Tarihçe-i Hayat | İkinci Kısım - Barla Hayatı | 207
(150-214)

Kardeşlerim,

Size, üstad ve talebeler ve ders arkadaşları içinde faide verecek bir fikrimi beyân edeceğim. Şöyle ki :

Sizler -haddimin fevkınde- bir cihette talebemsiniz.. ve bir cihette ders arkadaşlarımsınız.. ve bir cihette muîn ve müşavirlerimsiniz.

Aziz kardeşlerim, üstâdınız lâyuhtî değil; onu hatâsız zannetmek hatâdır. Bir bahçede çürük bir elma bulunmakla, bahçeye zarar vermez; bir hazinede silik para bulunmakla, hazineyi kıymetten düşürtmez. Hasenenin on sayılmasıyla, seyyienin bir sayılmak sırrıyla, insâf odur ki; bir seyyie, bir hatâ görünse de, sâir hasenata karşı kalbi bulandırıp i’tiraz etmemektir. Hakâika dâir mesâilde, külliyatları ve ba’zan da tafsilâtları sünûhât-ı ilhâmiye nev’inden olduğundan; hemen umûmîyetle şübhesizdir, kat’idir.

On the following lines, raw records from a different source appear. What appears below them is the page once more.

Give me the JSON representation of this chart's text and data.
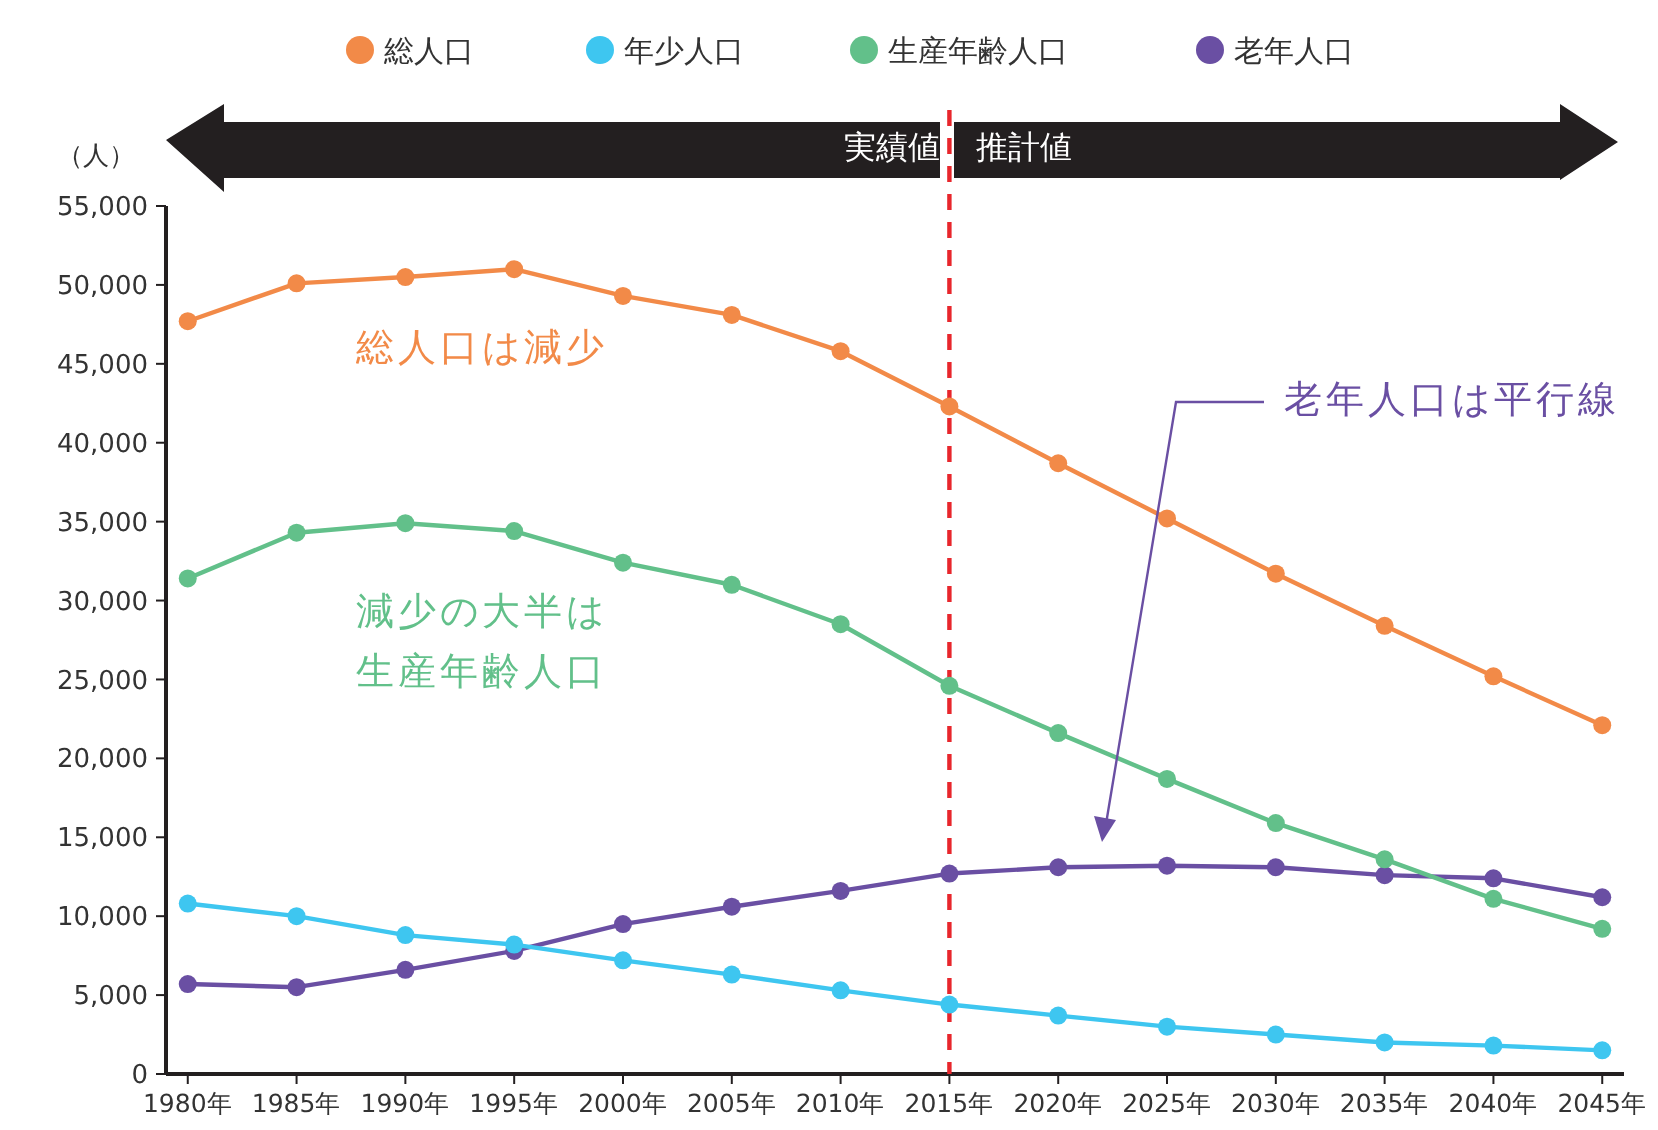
{
  "chart_data": {
    "type": "line",
    "ylabel": "（人）",
    "x": [
      1980,
      1985,
      1990,
      1995,
      2000,
      2005,
      2010,
      2015,
      2020,
      2025,
      2030,
      2035,
      2040,
      2045
    ],
    "xlim": [
      1979,
      2046
    ],
    "xticks": [
      {
        "value": 1980,
        "label": "1980年"
      },
      {
        "value": 1985,
        "label": "1985年"
      },
      {
        "value": 1990,
        "label": "1990年"
      },
      {
        "value": 1995,
        "label": "1995年"
      },
      {
        "value": 2000,
        "label": "2000年"
      },
      {
        "value": 2005,
        "label": "2005年"
      },
      {
        "value": 2010,
        "label": "2010年"
      },
      {
        "value": 2015,
        "label": "2015年"
      },
      {
        "value": 2020,
        "label": "2020年"
      },
      {
        "value": 2025,
        "label": "2025年"
      },
      {
        "value": 2030,
        "label": "2030年"
      },
      {
        "value": 2035,
        "label": "2035年"
      },
      {
        "value": 2040,
        "label": "2040年"
      },
      {
        "value": 2045,
        "label": "2045年"
      }
    ],
    "ylim": [
      0,
      55000
    ],
    "yticks": [
      {
        "value": 0,
        "label": "0"
      },
      {
        "value": 5000,
        "label": "5,000"
      },
      {
        "value": 10000,
        "label": "10,000"
      },
      {
        "value": 15000,
        "label": "15,000"
      },
      {
        "value": 20000,
        "label": "20,000"
      },
      {
        "value": 25000,
        "label": "25,000"
      },
      {
        "value": 30000,
        "label": "30,000"
      },
      {
        "value": 35000,
        "label": "35,000"
      },
      {
        "value": 40000,
        "label": "40,000"
      },
      {
        "value": 45000,
        "label": "45,000"
      },
      {
        "value": 50000,
        "label": "50,000"
      },
      {
        "value": 55000,
        "label": "55,000"
      }
    ],
    "series": [
      {
        "name": "総人口",
        "color": "#f28a48",
        "values": [
          47700,
          50100,
          50500,
          51000,
          49300,
          48100,
          45800,
          42300,
          38700,
          35200,
          31700,
          28400,
          25200,
          22100
        ]
      },
      {
        "name": "年少人口",
        "color": "#3ec6f0",
        "values": [
          10800,
          10000,
          8800,
          8200,
          7200,
          6300,
          5300,
          4400,
          3700,
          3000,
          2500,
          2000,
          1800,
          1500
        ]
      },
      {
        "name": "生産年齢人口",
        "color": "#62c08a",
        "values": [
          31400,
          34300,
          34900,
          34400,
          32400,
          31000,
          28500,
          24600,
          21600,
          18700,
          15900,
          13600,
          11100,
          9200
        ]
      },
      {
        "name": "老年人口",
        "color": "#6a4fa3",
        "values": [
          5700,
          5500,
          6600,
          7800,
          9500,
          10600,
          11600,
          12700,
          13100,
          13200,
          13100,
          12600,
          12400,
          11200
        ]
      }
    ],
    "ref_lines": [
      {
        "axis": "x",
        "value": 2015,
        "label": null,
        "color": "#e8262c",
        "line_style": "dashed"
      }
    ],
    "annotations": [
      "実績値",
      "推計値",
      "総人口は減少",
      "減少の大半は",
      "生産年齢人口",
      "老年人口は平行線"
    ],
    "marker": "circle",
    "line_style": "solid",
    "legend": "top",
    "grid": false
  }
}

Biliniz, kardeşlerim ve ders arkadaşlarım! Benim hatâmı gördüğünüz vakit serbestçe bana söyleseniz mesrur olacağım. Hatta başıma vursanız, Allah râzı olsun diyeceğim. Hakkın hâtırını muhafaza için, başka hatırlara bakılmaz. Nefs-i emmârenin enâniyeti hesabına, Hakkın hâtırı olan; bilmediğimiz bir hakîkatı müdafaa değil, “Alerre’s vel’ayn” kabul ederim.

Bilirsiniz ki, şu zamanda, şu vazîfe-i îmaniye çok mühimdir; benim gibi zaif, fikri çok cihetlerle inkısam etmiş bir biçâreye yükletmemeli; elden geldiği kadar yardım etmeli.

Cenâb-ı Hakk, kemâl-i rahmetinden, iki senedir ciddî hakâika nisbeten; yemişler, fâkiheler nev’inden tevâfukat-ı latîfe ile ezhânımızı taltif etti, zihnimizi neş’elendirdi. Kemâl-i merhametinden, o tevâfukat-ı latîfe meyveleriyle ciddî bir hakîkat-ı Kur’âniyeye zihnimizi sevk etti ve ruhumuza, o meyveleri gıda ve kut yaptı. Hurma gibi hem fâkihe, hem kut oldu. Hem hakîkat, hem zînet ve meziyyet birleşti.

Kardeşlerim, bu zamanda, dalâlet ve gaflete karşı pek çok ma’nevî kuvvete muhtacız. Maatteessüf, ben şahsım itibariyle çok zaîf ve müflisim. Hârika kerametim yok ki bu hakâiki onunla isbat edeyim. Ve kudsî bir himmetim yok ki onunla kulûbu celb edeyim. Ulvî bir deham yok ki onunla ukûlü teshir edeyim. Belki, Kur’ân-ı Hakîm’in dergâhında bir dilenci hâdim hükmündeyim.